Peter Lewis Marijuana Legalization, When Massachusetts voters head to the polls this November, marijuana legalization will be high on the agenda. As long as advocates collect enough signatures by July — which looks likely — Bay Staters will be able to vote on whether pot can be used for medical purposes.
If the cannabis reform ballot succeeds, one man will be able to take much of the credit: Peter Lewis, the billionaire behind insurance giant Progressive, who’s put forward almost every penny being spent on pro-legalization lobbying.
In January the group behind the Mass. bill, the Committee for Compassionate Medicine, reported raising $526,000. Of that, $525,000 came from Peter Lewis.
This isn’t the first time Lewis has effectively bankrolled a state’s entire pot legalization movement, usually to the tune of at least six digits.
The National Organization for the Reform of Marijuana Laws estimates that Lewis has spent between $40 million and $60 million funding the cause since the 1980s.
This year, as well as the Mass. vote, he’s backing movements to get marijuana reform on the 2012 ballot in his home state Ohio as well as Colorado and Washington State.

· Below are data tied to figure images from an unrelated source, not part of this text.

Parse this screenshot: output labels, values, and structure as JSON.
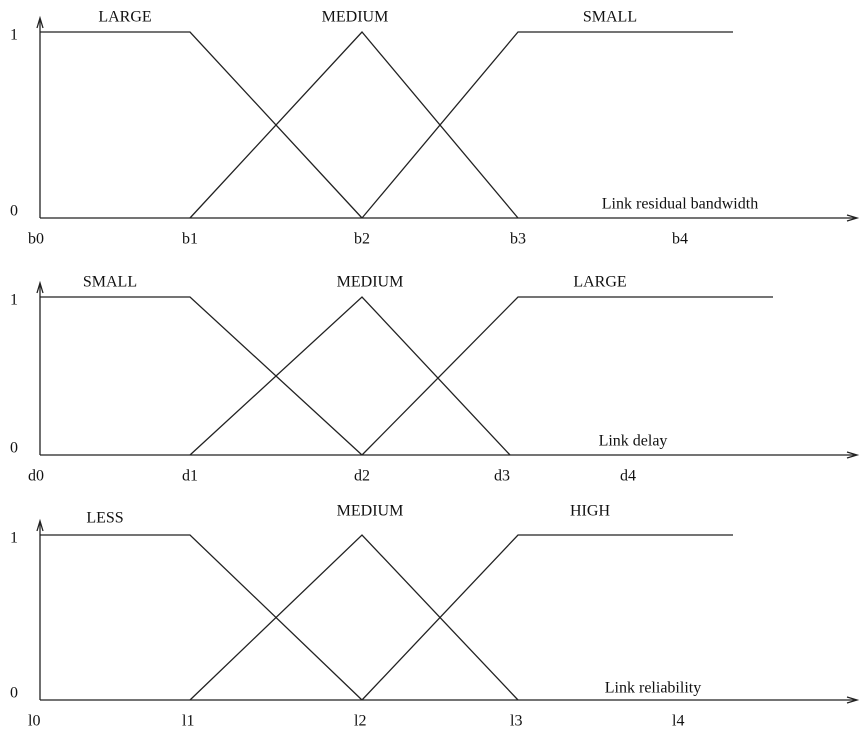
{
  "panels": [
    {
      "sets": [
        "LARGE",
        "MEDIUM",
        "SMALL"
      ],
      "y_labels": [
        "1",
        "0"
      ],
      "x_labels": [
        "b0",
        "b1",
        "b2",
        "b3",
        "b4"
      ],
      "axis_label": "Link residual bandwidth"
    },
    {
      "sets": [
        "SMALL",
        "MEDIUM",
        "LARGE"
      ],
      "y_labels": [
        "1",
        "0"
      ],
      "x_labels": [
        "d0",
        "d1",
        "d2",
        "d3",
        "d4"
      ],
      "axis_label": "Link delay"
    },
    {
      "sets": [
        "LESS",
        "MEDIUM",
        "HIGH"
      ],
      "y_labels": [
        "1",
        "0"
      ],
      "x_labels": [
        "l0",
        "l1",
        "l2",
        "l3",
        "l4"
      ],
      "axis_label": "Link reliability"
    }
  ]
}
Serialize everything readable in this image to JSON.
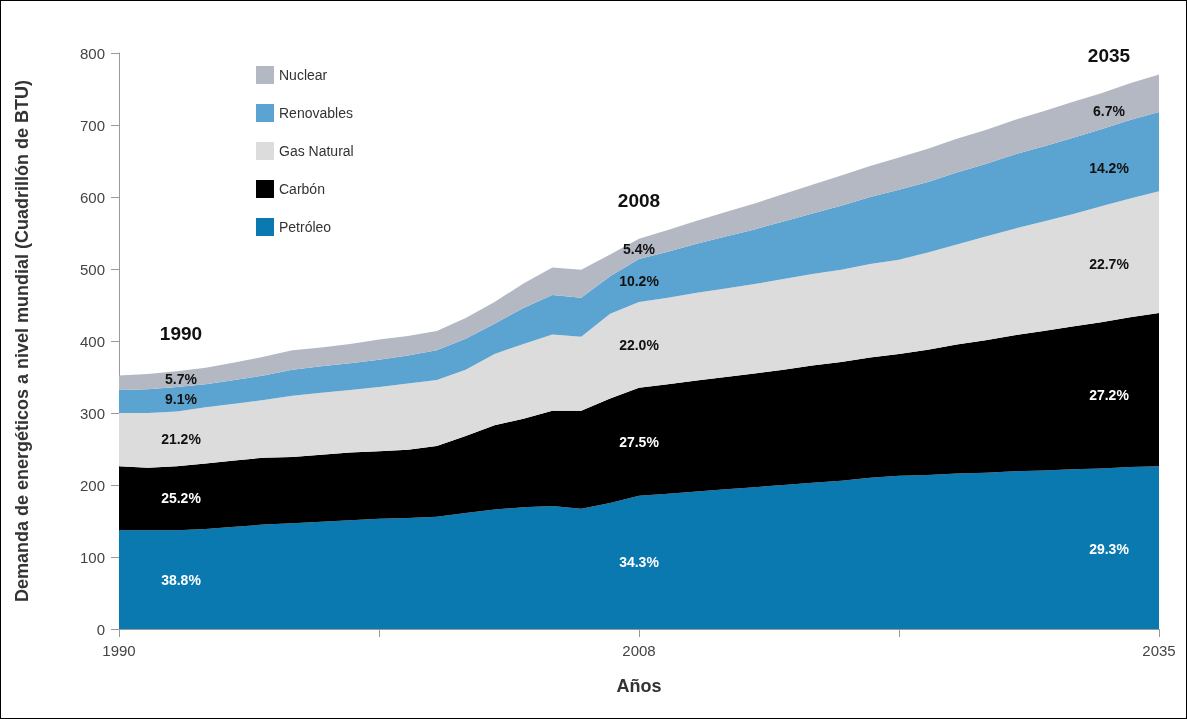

When I interviewed Lewis for last fall’s Forbes 400, he said he’d fund research and lobbying in any state where pot legalization looked likely to get to the voting stage.
You might wonder why a super-rich insurance exec is concerning himself with the controversial politics of drug reform. Well, medical marijuana is personal, not just a pet cause: after chronic health problems, Lewis had part of his left leg amputated in 1998.
Lewis never hid his pro-pot stance, but it took an arrest for drug possession in New Zealand in 2000 for his efforts to gain widespread attention (even the newspaper at his alma mater, Princeton, reported the crime). The lawyer representing him during his New Zealand possession case told the court that he smoked marijuana for pain relief, following his doctor’s advice.
Since then, he’s put his money where his pipe is, taking an active role within the pro-marijuana lobby and planning to funnel his fortune into ensuring no-one else has to break the law to cure their pain.
Luckily, a younger generation of super-rich drug reformers is following Lewis’ lead: in 2010, Facebook billionaires Sean Parker and Dustin Moskovitz gave $100,000 and $70,000 respectively towards California’s Prop 19 legalization bill, which eventually failed. Not to be outdone, Lewis kicked in more than $200,000.